Yeah, like, you know, adding to the paychecks of 16.5 million workers would, like, you know, totally throw us into a depression, dude!
3 of the 500 have won the nobel prize in economics, generally not an indicator of being an idiot.
Link to actual letter
http://economistletter.com/
4 Nobel winners, not 3.
So 0.8% of the signators are Nobels? The one-percenters strike again.
I'm not going to waste my time looking it up, but didn't our resident librarian go off on a rant some time back about Paul Krugman getting the Nobel and that was somehow the reason why the prize meant nothing?
What next, Vladimir Putin nominated for the Peace Prize?
Obama has won it, so why not Putin?
As for nominations, something like a couple hundred get nominated each year.
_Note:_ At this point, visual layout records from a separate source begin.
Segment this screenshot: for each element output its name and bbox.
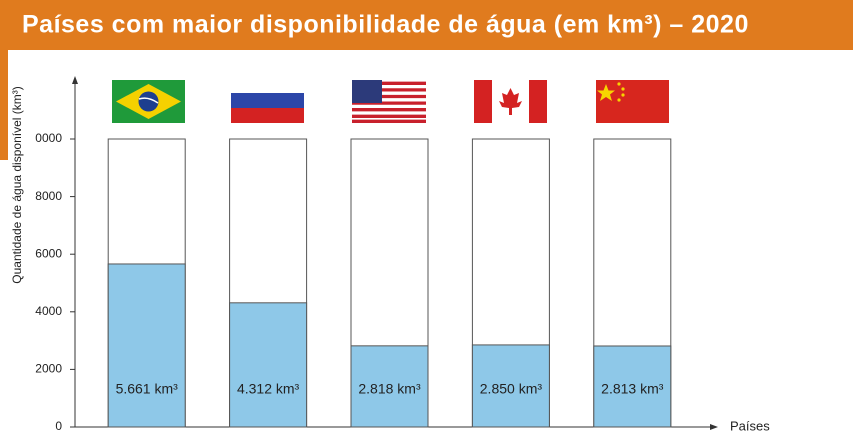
flag-china [596, 80, 669, 123]
flag-brazil [112, 80, 185, 123]
flag-usa [352, 80, 426, 123]
value-label: 5.661 km³ [116, 381, 179, 397]
flag-russia [231, 93, 304, 123]
side-stripe [0, 50, 8, 160]
value-label: 4.312 km³ [237, 381, 300, 397]
x-axis-label: Países [730, 418, 770, 433]
y-tick-label: 4000 [35, 304, 62, 318]
title-banner [0, 0, 853, 50]
y-tick-label: 6000 [35, 246, 62, 260]
y-tick-label: 0000 [35, 131, 62, 145]
y-tick-label: 0 [55, 419, 62, 433]
value-label: 2.850 km³ [480, 381, 543, 397]
y-tick-label: 2000 [35, 362, 62, 376]
bar [471, 344, 550, 428]
y-axis-arrow [72, 76, 78, 84]
bar [229, 302, 308, 428]
x-axis-arrow [710, 424, 718, 430]
flag-canada [474, 80, 547, 123]
y-tick-label: 8000 [35, 189, 62, 203]
bar [107, 263, 186, 428]
bar [350, 345, 429, 428]
chart-title: Países com maior disponibilidade de água… [22, 11, 749, 39]
value-label: 2.813 km³ [601, 381, 664, 397]
y-axis-label: Quantidade de água disponível (km³) [10, 86, 24, 283]
bar [593, 345, 672, 428]
value-label: 2.818 km³ [358, 381, 421, 397]
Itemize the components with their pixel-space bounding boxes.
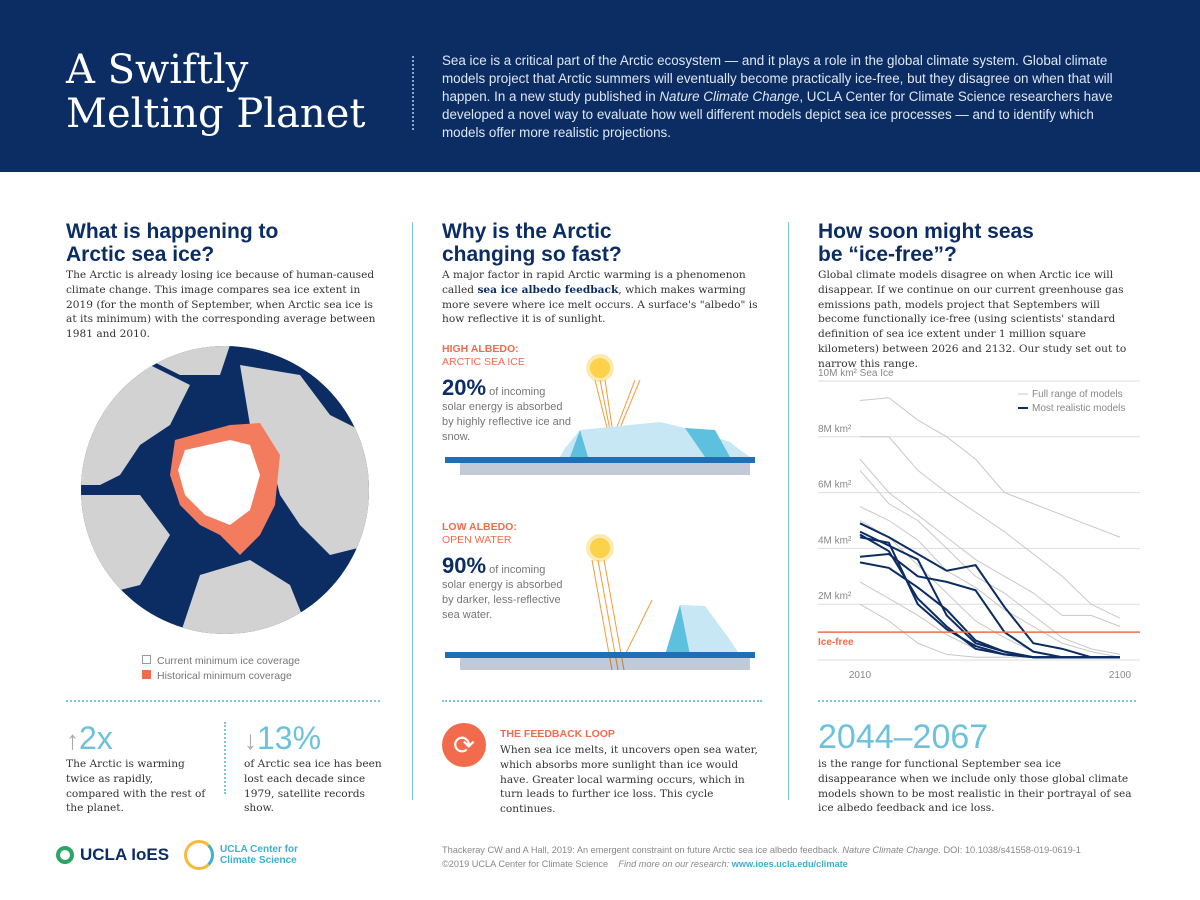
- sublabel: ARCTIC SEA ICE: [442, 356, 525, 368]
- high-albedo-stat: 20% of incoming solar energy is absorbed…: [442, 377, 572, 445]
- stat-text: The Arctic is warming twice as rapidly, …: [66, 758, 206, 815]
- realistic-model-line: [859, 533, 1120, 659]
- logo-text: UCLA Center for Climate Science: [220, 844, 298, 866]
- loop-text: When sea ice melts, it uncovers open sea…: [500, 744, 758, 816]
- loop-title: THE FEEDBACK LOOP: [500, 728, 615, 740]
- x-tick-label: 2100: [1109, 670, 1132, 681]
- divider: [224, 722, 226, 794]
- col1-body: The Arctic is already losing ice because…: [66, 269, 376, 341]
- body-part: A major factor in rapid Arctic warming i…: [442, 269, 746, 296]
- intro-part: , UCLA Center for Climate Science resear…: [442, 89, 1113, 140]
- swatch-white: [142, 655, 151, 664]
- low-albedo-label: LOW ALBEDO: OPEN WATER: [442, 521, 517, 547]
- high-albedo-label: HIGH ALBEDO: ARCTIC SEA ICE: [442, 343, 525, 369]
- y-tick-label: 4M km²: [818, 535, 852, 546]
- ccs-logo-icon: [184, 840, 214, 870]
- full-range-model-line: [859, 506, 1121, 658]
- legend-label: Current minimum ice coverage: [157, 655, 300, 667]
- sea-ice-chart: 10M km² Sea Ice 8M km² 6M km² 4M km² 2M km² I…: [818, 368, 1140, 681]
- down-arrow-icon: ↓: [244, 725, 257, 755]
- range-value: 2044–2067: [818, 718, 989, 756]
- sun-icon: [586, 534, 614, 562]
- footer-citation: Thackeray CW and A Hall, 2019: An emerge…: [442, 843, 1081, 871]
- divider: [442, 700, 762, 702]
- logo-ccs: UCLA Center for Climate Science: [184, 840, 300, 870]
- legend-label: Historical minimum coverage: [157, 670, 292, 682]
- stat-text: of Arctic sea ice has been lost each dec…: [244, 758, 382, 815]
- logo-ioes: UCLA IoES: [56, 845, 169, 865]
- website-link[interactable]: www.ioes.ucla.edu/climate: [731, 859, 848, 869]
- stat-13pct: ↓13%: [244, 720, 321, 757]
- col2-heading: Why is the Arctic changing so fast?: [442, 220, 622, 266]
- arctic-map: [81, 346, 369, 634]
- full-range-model-line: [859, 458, 1121, 627]
- full-range-model-line: [859, 397, 1121, 538]
- up-arrow-icon: ↑: [66, 725, 79, 755]
- y-tick-label: 8M km²: [818, 424, 852, 435]
- intro-part: Sea ice is a critical part of the Arctic…: [442, 53, 1113, 104]
- full-range-model-line: [859, 520, 1120, 658]
- legend-historical: Historical minimum coverage: [142, 669, 300, 684]
- y-tick-label: 6M km²: [818, 480, 852, 491]
- label: LOW ALBEDO:: [442, 521, 517, 533]
- sublabel: OPEN WATER: [442, 534, 512, 546]
- citation-journal: Nature Climate Change.: [842, 845, 941, 855]
- page-title: A Swiftly Melting Planet: [66, 47, 366, 137]
- col3-heading: How soon might seas be “ice-free”?: [818, 220, 1034, 266]
- legend-current: Current minimum ice coverage: [142, 654, 300, 669]
- logo-text: UCLA IoES: [80, 845, 170, 864]
- pct-value: 90%: [442, 553, 487, 578]
- pct-value: 20%: [442, 375, 487, 400]
- copyright: ©2019 UCLA Center for Climate Science: [442, 859, 609, 869]
- body-part: , which makes warming more severe where …: [442, 283, 758, 326]
- threshold-label: Ice-free: [818, 637, 854, 648]
- low-albedo-stat: 90% of incoming solar energy is absorbed…: [442, 555, 572, 623]
- stat-2x: ↑2x: [66, 720, 113, 757]
- x-tick-label: 2010: [849, 670, 872, 681]
- stat-value: 2x: [79, 720, 113, 756]
- stat-value: 13%: [257, 720, 322, 756]
- feedback-loop-icon: ⟳: [442, 723, 486, 767]
- col1-heading: What is happening to Arctic sea ice?: [66, 220, 279, 266]
- divider: [818, 700, 1136, 702]
- column-divider: [788, 222, 789, 800]
- y-tick-label: 10M km² Sea Ice: [818, 368, 894, 379]
- col2-body: A major factor in rapid Arctic warming i…: [442, 268, 762, 327]
- high-albedo-illustration: [445, 354, 755, 475]
- find-more: Find more on our research:: [618, 859, 730, 869]
- full-range-model-line: [860, 436, 1121, 619]
- low-albedo-illustration: [445, 534, 755, 671]
- column-divider: [412, 222, 413, 800]
- y-tick-label: 2M km²: [818, 591, 852, 602]
- intro-text: Sea ice is a critical part of the Arctic…: [442, 52, 1132, 142]
- map-legend: Current minimum ice coverage Historical …: [142, 654, 300, 684]
- citation-doi: DOI: 10.1038/s41558-019-0619-1: [940, 845, 1081, 855]
- ioes-logo-icon: [56, 846, 74, 864]
- label: HIGH ALBEDO:: [442, 343, 519, 355]
- realistic-model-line: [859, 536, 1120, 659]
- current-ice: [178, 440, 260, 525]
- sun-icon: [586, 354, 614, 382]
- legend-realistic: Most realistic models: [1032, 403, 1125, 414]
- body-term: sea ice albedo feedback: [477, 283, 619, 296]
- citation: Thackeray CW and A Hall, 2019: An emerge…: [442, 845, 843, 855]
- pct-text: of incoming solar energy is absorbed by …: [442, 564, 563, 621]
- divider: [66, 700, 380, 702]
- pct-text: of incoming solar energy is absorbed by …: [442, 386, 572, 443]
- water-line: [445, 457, 755, 463]
- col3-body: Global climate models disagree on when A…: [818, 269, 1127, 370]
- water-line: [445, 652, 755, 658]
- sun-rays: [591, 559, 653, 671]
- legend-full: Full range of models: [1032, 389, 1123, 400]
- intro-journal: Nature Climate Change: [659, 89, 800, 104]
- header-banner: A Swiftly Melting Planet Sea ice is a cr…: [0, 0, 1200, 172]
- divider: [412, 56, 414, 130]
- range-text: is the range for functional September se…: [818, 758, 1132, 815]
- realistic-model-line: [859, 522, 1120, 659]
- swatch-orange: [142, 670, 151, 679]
I expect he has already been nominated, but they keep that under wraps. Any govenment offical can nominate someone.
http://www.nobelprize.org/nomination/peace/
I have to defer to the analysis performed when the CBO released its findings: if you take a statistical average of the very few studies performed so far, you do wind up with that number – but the studies themselves are up for debate and the uncertainty level is high. (One quite negative study, for example, was written essentially as a counter to another, and then a rebuttal study was published reaffirming the mildly positive numbers of the first study. These three studies represent an unfortunately large percentage of the overall universe of studies on the subject, and the negative study outweighs the others… Simple statistical averaging, which is what the CBO and these economists have done, cannot overcome the lack of enough useful data.
The US Supreme Court has set a broad standard under the Federal Gun Control Act when it comes to barring those convicted of misdemeanor domestic violence charges from owning or dealing in guns.
In a unanimous decision, the Court held that very little force – essentially, that needed to convict someone for common-law battery (pushing, slapping, etc.) was sufficient as part of a domestic abuse charge to trigger the conditions of the law.
Writing for the majority, Justice Sotomayor deferred to social experts' descriptions of patterns of abuse in reaching the Court's decision. Justice Scalia, and Justices Alito and Thomas agreed with the ruling but concurred in separate opinions, wondering – without actually dissenting in this case – if Congress was too vague or set too low a bar.
This is, IMHO, a big victory for domestic abuse victims and for responsible gun control, and it once again affirms that the Court is okay with valid gun control legislation at both the state and federal levels.
I agree. I like this decision a lot.
Good because I have feeling we're not going to like the Hobby Lobby decision.
FM Broadcasting equipment?
Does anyone have a lead on used broadcasting equipment or audio studio expertise? We have the opportunity to have a low wattage FM radio station for citizen groups here in pueblo. We know very little about it. Thanks.